The author found that President Trump, "isn't a man of great character or good character. He is a man of none." When this book was written Congress was considering impeaching Trump for his conversation in urging Ukraine to investigate one of his political rivals. The author believes that "impeachment inquiries are painful for the country...[and] it's un-American to hope our president is guilty of high crimes." Rather, the author suggests that Americans should use the voting booth to exercise their frustration and disapproval of President Trump. On November 3, 2020, Americans did just that. President Trump lost the election by more than 7 million votes. As listed below, the author gives us some guidepost to rejuvenate public life.
Guideposts to Rejuvenate Public Life
We need to restore a climate of truth by clearing the air of misinformation and changing how we report, consume, and share news so we aren't living in different realities.
We must re-learn the art of "agreeing to disagree with people whose political views we don't share, rather than alienating them.
It's time to bring the focus on politics closer to home. We need to act within our communities by focusing on educating the next generation about their democracy.
Lastly, the author concludes by stating that, "the character of one man has widened the chasms of American political division...hopefully [this will] cause us to investigate and reinvigorate the character of our nation...If we look within ourselves and undertake the arduous task of moral repair, America can restore the soul of its political system."

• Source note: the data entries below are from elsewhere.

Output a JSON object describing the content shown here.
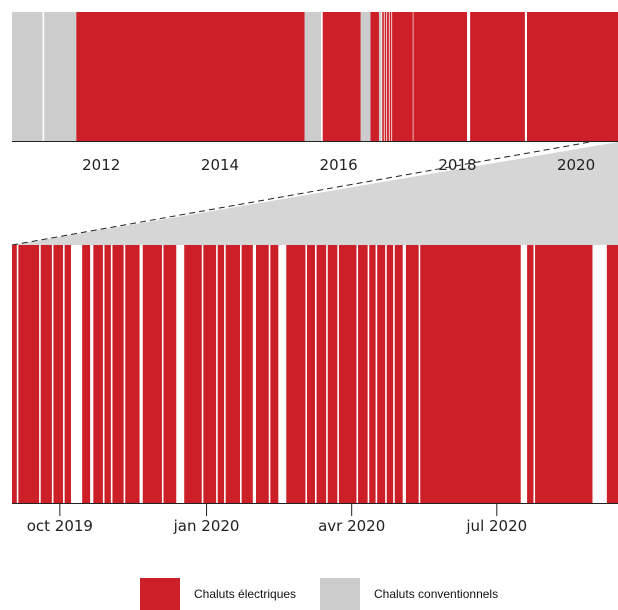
{
  "colors": {
    "electric": "#cc1f27",
    "conventional": "#cccccc",
    "zoom_fill": "#d6d6d6",
    "axis": "#222222"
  },
  "legend": {
    "electric_label": "Chaluts électriques",
    "conventional_label": "Chaluts conventionnels"
  },
  "chart_data": [
    {
      "type": "bar",
      "subtype": "timeline",
      "title": "",
      "xlabel": "",
      "ylabel": "",
      "xlim": [
        "2010-07-01",
        "2020-09-15"
      ],
      "x_ticks": [
        {
          "date": "2012-01-01",
          "label": "2012"
        },
        {
          "date": "2014-01-01",
          "label": "2014"
        },
        {
          "date": "2016-01-01",
          "label": "2016"
        },
        {
          "date": "2018-01-01",
          "label": "2018"
        },
        {
          "date": "2020-01-01",
          "label": "2020"
        }
      ],
      "series": [
        {
          "name": "Chaluts conventionnels",
          "color_key": "conventional",
          "periods": [
            [
              "2010-07-01",
              "2011-01-05"
            ],
            [
              "2011-01-15",
              "2011-08-01"
            ],
            [
              "2015-06-05",
              "2015-09-15"
            ],
            [
              "2016-05-15",
              "2016-07-15"
            ],
            [
              "2016-09-05",
              "2016-09-20"
            ]
          ]
        },
        {
          "name": "Chaluts électriques",
          "color_key": "electric",
          "periods": [
            [
              "2011-08-01",
              "2015-06-05"
            ],
            [
              "2015-09-25",
              "2016-05-15"
            ],
            [
              "2016-07-15",
              "2016-09-05"
            ],
            [
              "2016-09-25",
              "2016-10-05"
            ],
            [
              "2016-10-10",
              "2016-10-20"
            ],
            [
              "2016-10-25",
              "2016-11-05"
            ],
            [
              "2016-11-10",
              "2016-11-20"
            ],
            [
              "2016-11-25",
              "2017-04-01"
            ],
            [
              "2017-04-05",
              "2018-03-01"
            ],
            [
              "2018-03-20",
              "2019-02-20"
            ],
            [
              "2019-03-05",
              "2020-09-15"
            ]
          ]
        }
      ]
    },
    {
      "type": "bar",
      "subtype": "timeline",
      "title": "",
      "xlabel": "",
      "ylabel": "",
      "xlim": [
        "2019-09-01",
        "2020-09-15"
      ],
      "x_ticks": [
        {
          "date": "2019-10-01",
          "label": "oct 2019"
        },
        {
          "date": "2020-01-01",
          "label": "jan 2020"
        },
        {
          "date": "2020-04-01",
          "label": "avr 2020"
        },
        {
          "date": "2020-07-01",
          "label": "jul 2020"
        }
      ],
      "series": [
        {
          "name": "Chaluts électriques",
          "color_key": "electric",
          "periods": [
            [
              "2019-09-01",
              "2019-09-04"
            ],
            [
              "2019-09-05",
              "2019-09-18"
            ],
            [
              "2019-09-19",
              "2019-09-26"
            ],
            [
              "2019-09-27",
              "2019-10-03"
            ],
            [
              "2019-10-04",
              "2019-10-08"
            ],
            [
              "2019-10-15",
              "2019-10-20"
            ],
            [
              "2019-10-22",
              "2019-10-28"
            ],
            [
              "2019-10-29",
              "2019-11-02"
            ],
            [
              "2019-11-03",
              "2019-11-10"
            ],
            [
              "2019-11-11",
              "2019-11-20"
            ],
            [
              "2019-11-22",
              "2019-12-04"
            ],
            [
              "2019-12-05",
              "2019-12-13"
            ],
            [
              "2019-12-18",
              "2019-12-29"
            ],
            [
              "2019-12-30",
              "2020-01-07"
            ],
            [
              "2020-01-08",
              "2020-01-12"
            ],
            [
              "2020-01-13",
              "2020-01-22"
            ],
            [
              "2020-01-23",
              "2020-01-30"
            ],
            [
              "2020-02-01",
              "2020-02-09"
            ],
            [
              "2020-02-10",
              "2020-02-15"
            ],
            [
              "2020-02-20",
              "2020-03-03"
            ],
            [
              "2020-03-04",
              "2020-03-09"
            ],
            [
              "2020-03-10",
              "2020-03-16"
            ],
            [
              "2020-03-17",
              "2020-03-23"
            ],
            [
              "2020-03-24",
              "2020-04-04"
            ],
            [
              "2020-04-05",
              "2020-04-11"
            ],
            [
              "2020-04-12",
              "2020-04-16"
            ],
            [
              "2020-04-17",
              "2020-04-22"
            ],
            [
              "2020-04-23",
              "2020-04-27"
            ],
            [
              "2020-04-28",
              "2020-05-03"
            ],
            [
              "2020-05-05",
              "2020-05-13"
            ],
            [
              "2020-05-14",
              "2020-07-16"
            ],
            [
              "2020-07-20",
              "2020-07-24"
            ],
            [
              "2020-07-25",
              "2020-08-30"
            ],
            [
              "2020-09-08",
              "2020-09-15"
            ]
          ]
        }
      ]
    }
  ]
}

Notable Quotes in the Book
"I cannot overstate the consequences of reelecting Donald Trump. I've seen the impact of his leadership on our government and country, up close and all too personal."

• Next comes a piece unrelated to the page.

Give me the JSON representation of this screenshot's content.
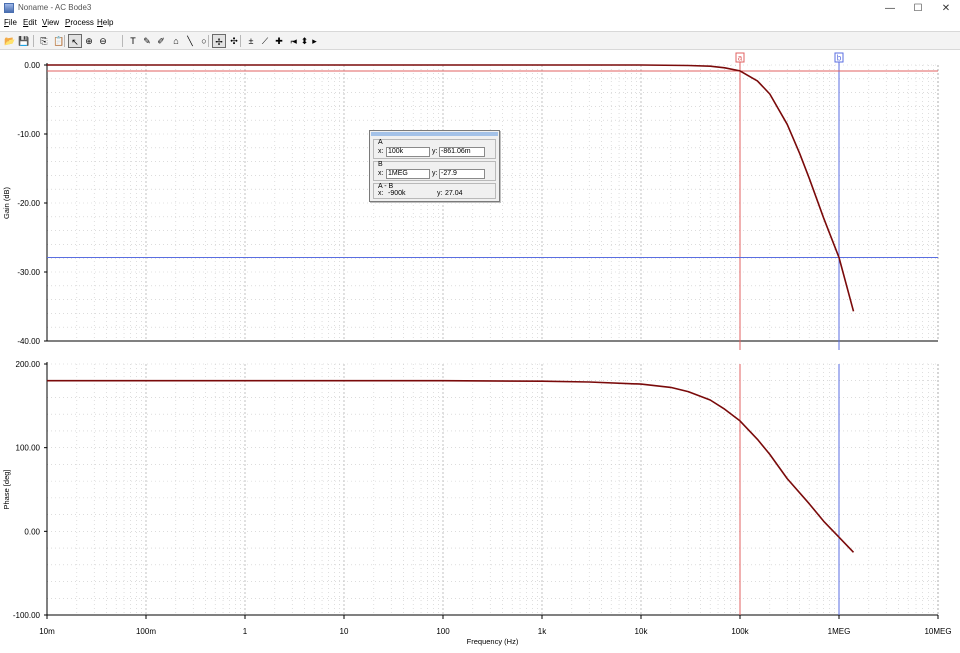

"Democrats reading this book...I implore you, if you want a majority of our nation to reject Donald Trump, you must show wisdom and restraint in selecting your party's nominee. Resist the temptation to swerve away from the mainstream. Trust me."
“We are getting the presidency we deserve and the Congress we deserve. Is it not obvious that elected leaders are mimicking our behavior? Their snarky attacks and Twitter jabs sound a lot like the text messages we send, the comments we make below news articles, and the condensing meme we post to Facebook because it’s easier to fire rounds from behind a digital wall than hash out problems face to face."
"It was our choice whether to follow [Trump's] lead. We decided to indulge in irrational speculation. We decided to engage in social-media warfare. We decided to alienate neighbors based on whether they agreed with Trump or not. Our response to the attack led to record levels of incivility."
Anonymous. (2019). A Warning. New York: Twelve.